Obwohl er im Allgemeinen als Nützlich betrachtet wird (er frisst zum
Beispiel Blattläuse oder Schmetterlingsraupen) kann er auch Schaden
anrichten. Weiche Pfanzenteile wie Jungtriebe oder Blüten stehen
ebenfalls auf seinem Speiseplan. Häufig findet man ihn auch im Obst,
wobei der Ohrwurm hier nicht den Schaden verursacht hat, sondern einen
vorhandenen Schaden ausnutzt. Von den bei uns vorkommenden acht
Ohrwurmarten, ist der ‚Gemeine Ohrwurm‘ am häufigsten anzutreffen.

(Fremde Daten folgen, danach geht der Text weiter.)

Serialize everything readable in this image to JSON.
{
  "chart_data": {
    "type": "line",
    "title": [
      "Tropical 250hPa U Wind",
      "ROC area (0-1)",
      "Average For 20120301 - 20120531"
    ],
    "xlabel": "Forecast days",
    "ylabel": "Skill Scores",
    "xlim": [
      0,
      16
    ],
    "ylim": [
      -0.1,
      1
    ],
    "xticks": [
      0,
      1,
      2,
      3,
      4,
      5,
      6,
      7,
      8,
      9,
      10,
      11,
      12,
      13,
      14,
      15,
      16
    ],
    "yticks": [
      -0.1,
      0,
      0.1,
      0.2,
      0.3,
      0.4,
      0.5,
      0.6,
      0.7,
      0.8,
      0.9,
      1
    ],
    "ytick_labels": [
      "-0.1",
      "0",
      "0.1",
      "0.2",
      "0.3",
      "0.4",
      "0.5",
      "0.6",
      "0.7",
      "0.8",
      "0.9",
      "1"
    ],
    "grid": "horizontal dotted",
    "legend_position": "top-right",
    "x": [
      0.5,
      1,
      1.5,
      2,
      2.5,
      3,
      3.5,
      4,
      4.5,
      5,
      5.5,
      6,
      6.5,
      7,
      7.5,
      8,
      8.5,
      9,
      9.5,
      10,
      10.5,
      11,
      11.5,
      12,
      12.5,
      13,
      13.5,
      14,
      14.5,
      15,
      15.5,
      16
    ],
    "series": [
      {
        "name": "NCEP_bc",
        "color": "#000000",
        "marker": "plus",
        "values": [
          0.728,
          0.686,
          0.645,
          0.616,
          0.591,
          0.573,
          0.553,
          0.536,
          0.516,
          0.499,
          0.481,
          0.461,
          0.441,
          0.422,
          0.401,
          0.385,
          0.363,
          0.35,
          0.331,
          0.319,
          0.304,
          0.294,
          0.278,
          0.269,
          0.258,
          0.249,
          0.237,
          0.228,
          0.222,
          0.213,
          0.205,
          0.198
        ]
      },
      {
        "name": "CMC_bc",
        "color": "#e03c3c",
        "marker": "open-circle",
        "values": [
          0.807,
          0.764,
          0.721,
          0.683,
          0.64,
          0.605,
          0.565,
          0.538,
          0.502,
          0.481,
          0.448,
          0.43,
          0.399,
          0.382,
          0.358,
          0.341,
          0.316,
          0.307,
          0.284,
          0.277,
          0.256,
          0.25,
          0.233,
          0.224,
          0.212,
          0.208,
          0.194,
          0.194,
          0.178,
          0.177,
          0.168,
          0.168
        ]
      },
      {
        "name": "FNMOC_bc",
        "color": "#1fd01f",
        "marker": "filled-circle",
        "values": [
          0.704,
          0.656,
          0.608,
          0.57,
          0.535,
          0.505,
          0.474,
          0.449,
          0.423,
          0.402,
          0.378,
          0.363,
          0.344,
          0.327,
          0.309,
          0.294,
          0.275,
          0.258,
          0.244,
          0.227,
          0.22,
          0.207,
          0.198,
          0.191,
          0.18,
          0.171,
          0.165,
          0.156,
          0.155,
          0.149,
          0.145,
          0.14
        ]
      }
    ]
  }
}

Dieses 10-20 mm große Insekt ernährt sich überwiegend von Blattläusen,
Schildläusen, Raupen und anderen kleinen Insektenlarven. Sind keine
Läuse vorhanden, frisst auch diese Ohrwurmart an Blüten, Früchten und
anderen Pflanzenteilen. Ohrwürmer halten sich tagsüber in Verstecken
wie Mauerritzen, unter Brettern, Laub, Steinen u.ä. auf und nehmen
gerne künstliche Wohnstätten, wie z.B. mit Holzwolle gefüllte
Blumentöpfe an. In Obstbäumen deponierte Ohrwurmtöpfe müssen
Stammkontakt haben. Möglichst schattig aufhängen bzw. aufstellen. Der
Fachhandel bietet zudem Ohrwurm-Schlafsäcke und -schlafröhren an. Sind
in den Kulturen keine Blattläuse mehr vorhanden, sollte man die
Vorrichtungen umhängen, da sonst zunehmend Pflanzenteile gefressen
werden. Obwohl Ohrwürmer Flügel haben, die in vielen Lagen gefaltet,
unter den kleinen Flügelstummeln verborgen sind, fliegen sie kaum.
Ohrwürmer haben eine unvollkommenen Verwandlung. Es gibt also kein
Puppenstadium. Ausgehend vom Ei gibt es vier Larvenstadien. Eier und
auch Larven werden vom Weibchen bewacht und umsorgt, (Brutfürsorge),
was bei Insekten sehr selten anzutreffen ist.